Once upon a time I wrote an article for an online magazine. It went over pretty well. The relationship I described therein has blossomed, and my wife and I work together on quite a few occasions to best the challenges of a particular game. I thought that might be worth writing about.
And then, along comes Chuck Wendig.
It was like practicing your kicks in the dojo and thinking you’ve got what it takes to achieve the next belt when this unknown guy smelling slightly of bacon and gym socks strolls in, crane-kicks you in the mouth, swipes your water bottle and walks out with your girl.
If you want to be a writer, you better get used to it.
One of the few things I carried with me from my brief stints of studying fencing & the martial arts (no, really) is that there will always be somebody better than you. Somebody will be faster, beating you to the punch. Somebody will have better, more powerful delivery. Somebody’s already hit the rhythm that’s been eluding you all the time, and once they’re in that groove they’re not getting out of it.
Because, in the case of writing, it’s going to pay them.
All writers deal with rejection, but on top of that is seeing other writers succeed. This isn’t a bad thing. It’s great for talented writers to be getting work. We know how much it sucks to go without food. Seeing people who actually know how to string words together feed their families on the power of their words is heartening.
It’s also saddening because we haven’t done it yet.
I was asked by a friend “How do you keep writing?” It’s a complex answer, and this is part of it. I’m motivated by ideas I want to put into words, by the notion of making a living with my chosen art instead of just living for it, and I want to be one of the people who actually makes it.
It might never happen. I may simply get one rejection after another until I’m laying on my deathbed still spinning ideas and outlining novels that will never get published.
But if I stop trying, I might as well ragequit now.
We can’t all be Chuck. We can’t just splatter gold onto the desks of editors and directors all over the place. And even if it looks that way, it probably isn’t. Every writer that seems to be effortlessly earning cash for words had to go through the same wringer of rejection and depression we are. And guess what? It’s persistence that got them where they are.
If we persist, if we work through those rejections and hardships until we finally get where we want to be, there will be other, lesser-known, unpublished voices looking up from their dayjobs and their pretentious little blogs wondering how the hell we make it look so damn easy.
How do I keep writing?
I see where I am, and where I want to be. There’s a gap in the middle that needs to be filled with words. They won’t always be the best words, or even particularly smart ones, but the more words that go into that, the closer I get to my goal. And yes, someone out there somewhere might have done what I’m trying to do better than I have. Then again, maybe my work will be just different enough to distinguish itself. As much as I admire George RR Martin, it’d be foolish for me to try and be GRRM. Same goes for Chuck, David Hill, Will Hindmarch and Marty Henley. They’re all great guys. And I can’t be them. I try to play in the same field they’re playing in, I’m likely to get blown clear out of the water.

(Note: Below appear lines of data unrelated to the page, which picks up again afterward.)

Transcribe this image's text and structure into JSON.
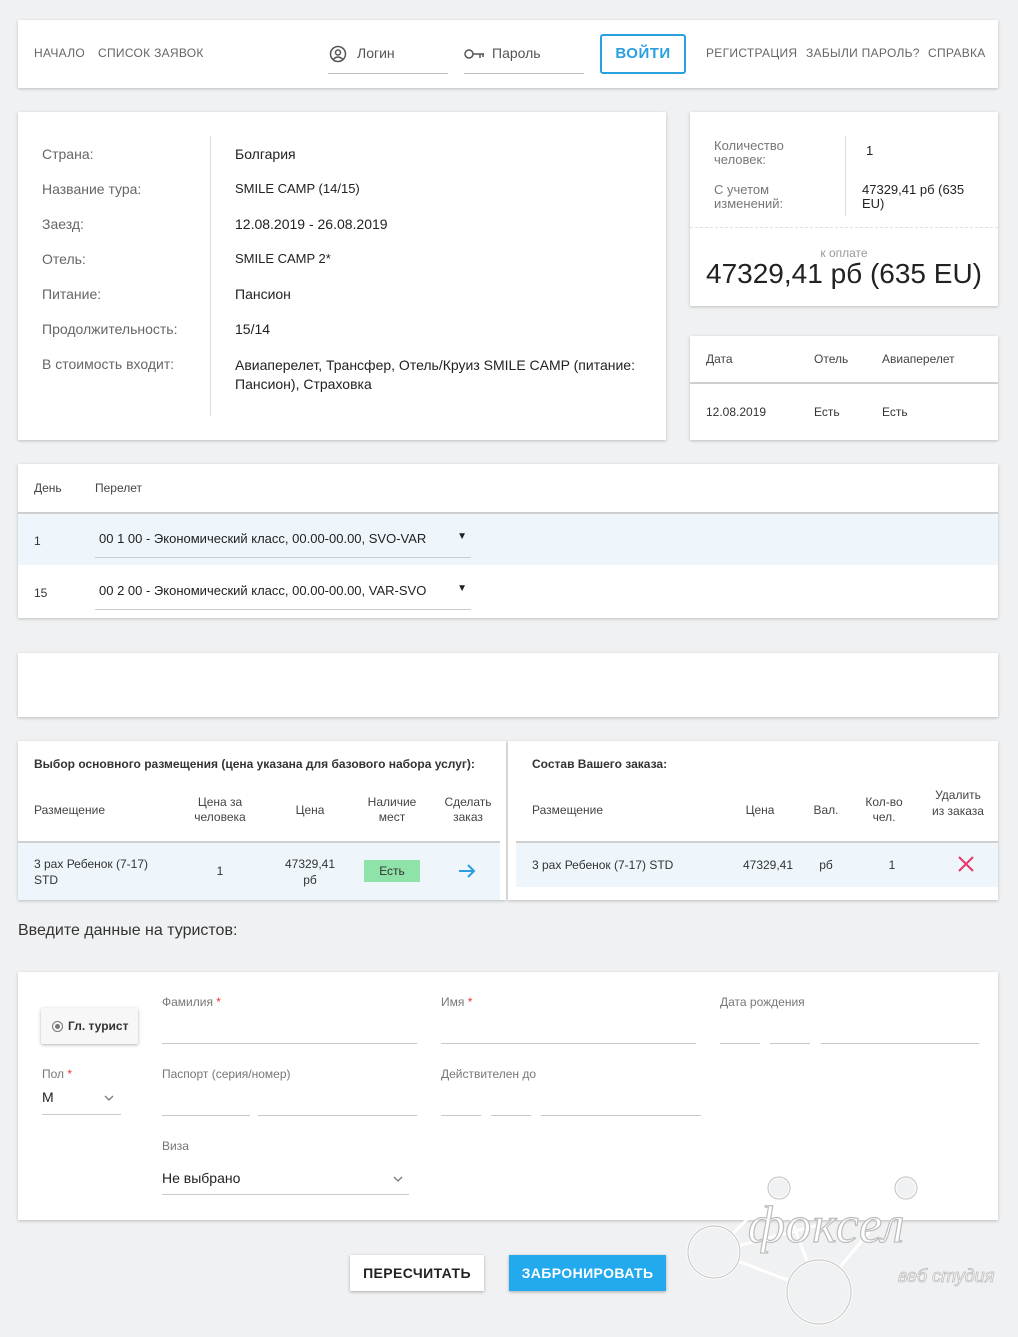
{
  "header": {
    "nav_left": [
      "НАЧАЛО",
      "СПИСОК ЗАЯВОК"
    ],
    "login_placeholder": "Логин",
    "password_placeholder": "Пароль",
    "login_button": "ВОЙТИ",
    "nav_right": [
      "РЕГИСТРАЦИЯ",
      "ЗАБЫЛИ ПАРОЛЬ?",
      "СПРАВКА"
    ]
  },
  "tour": {
    "rows": [
      {
        "label": "Страна:",
        "value": "Болгария",
        "link": false
      },
      {
        "label": "Название тура:",
        "value": "SMILE CAMP (14/15)",
        "link": true
      },
      {
        "label": "Заезд:",
        "value": "12.08.2019 - 26.08.2019",
        "link": false
      },
      {
        "label": "Отель:",
        "value": "SMILE CAMP 2*",
        "link": true
      },
      {
        "label": "Питание:",
        "value": "Пансион",
        "link": false
      },
      {
        "label": "Продолжительность:",
        "value": "15/14",
        "link": false
      },
      {
        "label": "В стоимость входит:",
        "value": "Авиаперелет, Трансфер, Отель/Круиз SMILE CAMP (питание: Пансион), Страховка",
        "link": false
      }
    ]
  },
  "summary": {
    "people_label": "Количество человек:",
    "people_value": "1",
    "changes_label": "С учетом изменений:",
    "changes_value": "47329,41 рб (635 EU)",
    "to_pay_label": "к оплате",
    "to_pay_value": "47329,41 рб (635 EU)"
  },
  "dates_table": {
    "headers": [
      "Дата",
      "Отель",
      "Авиаперелет"
    ],
    "row": [
      "12.08.2019",
      "Есть",
      "Есть"
    ]
  },
  "flights": {
    "headers": [
      "День",
      "Перелет"
    ],
    "rows": [
      {
        "day": "1",
        "flight": "00 1 00 - Экономический класс, 00.00-00.00, SVO-VAR"
      },
      {
        "day": "15",
        "flight": "00 2 00 - Экономический класс, 00.00-00.00, VAR-SVO"
      }
    ]
  },
  "accommodation": {
    "title": "Выбор основного размещения (цена указана для базового набора услуг):",
    "headers": [
      "Размещение",
      "Цена за человека",
      "Цена",
      "Наличие мест",
      "Сделать заказ"
    ],
    "row": {
      "placement": "3 pax Ребенок (7-17) STD",
      "per_person": "1",
      "price": "47329,41 рб",
      "availability": "Есть"
    }
  },
  "order": {
    "title": "Состав Вашего заказа:",
    "headers": [
      "Размещение",
      "Цена",
      "Вал.",
      "Кол-во чел.",
      "Удалить из заказа"
    ],
    "row": {
      "placement": "3 pax Ребенок (7-17) STD",
      "price": "47329,41",
      "currency": "рб",
      "count": "1"
    }
  },
  "tourists": {
    "heading": "Введите данные на туристов:",
    "main_tourist": "Гл. турист",
    "surname_label": "Фамилия",
    "name_label": "Имя",
    "birth_label": "Дата рождения",
    "sex_label": "Пол",
    "sex_value": "М",
    "passport_label": "Паспорт (серия/номер)",
    "valid_label": "Действителен до",
    "visa_label": "Виза",
    "visa_value": "Не выбрано",
    "required_mark": "*"
  },
  "actions": {
    "recalc": "ПЕРЕСЧИТАТЬ",
    "book": "ЗАБРОНИРОВАТЬ"
  },
  "watermark": {
    "brand": "фоксел",
    "sub": "веб студия"
  },
  "colors": {
    "accent": "#2a9fe0",
    "link": "#2a95d9",
    "primary_button": "#22a9ee",
    "available_badge": "#8fe3a8",
    "delete": "#e8356b",
    "row_highlight": "#eef6fb"
  }
}
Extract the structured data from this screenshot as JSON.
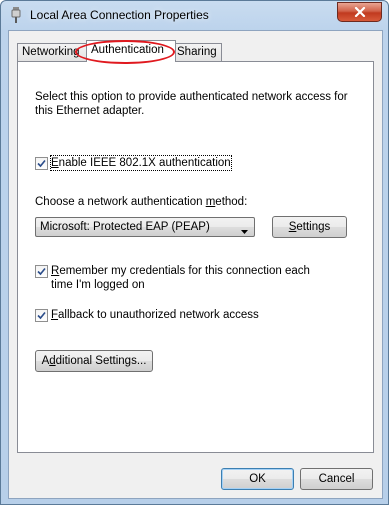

I keep writing to carve my own niche. To push myself to stand out from the crowd. To become an author on my own merits, with my own ideas, distinguished in my own ways.
I keep writing because as much as the world is flush with stories, mine has yet to be told the way I can tell it.
And I keep writing because I have to. I’m compelled to. At least in choosing writing over heroin, I’m nowhere near as broke as I could be. And I’d be frothing at the mouth for reasons completely unrelated to my daily frustrations.
I’m not saying you should abandon all hope of succeeding, if you’re writing or want to be a writer. Far from it.
I’m saying you should abandon all hope if being able to praise a fellow writer without, to some degree, cussing incessantly under your breath.
Just remember: as much as your teeth might hurt today, tomorrow you might be the crane-kicker. Get up. Dust yourself up. Wipe the blood from your face. And keep hammering those words.
You won’t get anywhere laying there feeling sorry for yourself.
February 8, 2011 at 12:01 pm
You forgot to tell everyone to drink a daily glass of Haterade.
February 8, 2011 at 2:26 pm
Word. We, all of us, have felt this way, I think. There’s no end to the need for persistence. Rejections keep coming, even after the sales. You just got to keep on keeping on. So it goes.
February 8, 2011 at 2:42 pm
I’m not sure if this says more about you or me, nor if it’ll help you, but along with the myriads of other writers out there who are currently miles better than me at anything, you’ve been that guy for me too.
Damn you Joshua Loomis! I’ve had enough of your brilliant writing and rugged good looks.
February 8, 2011 at 3:22 pm
Even the best author deals with the joy of rejection and dojo-schooling. Which pretty much puts us all on an even playing field, relatively speaking.
Keep on keeping on, man.
February 8, 2011 at 8:17 pm
What they’ve said. I just got a rejection that kind of hit me where it hurt. I still get plenty.
It eventually comes down to persistence and listening to advice. Then polishing, and repeating the whole process. It’s a pain in the ass, but nobody ever said writing was easy and/or glamorous. If they did, they’re wrong.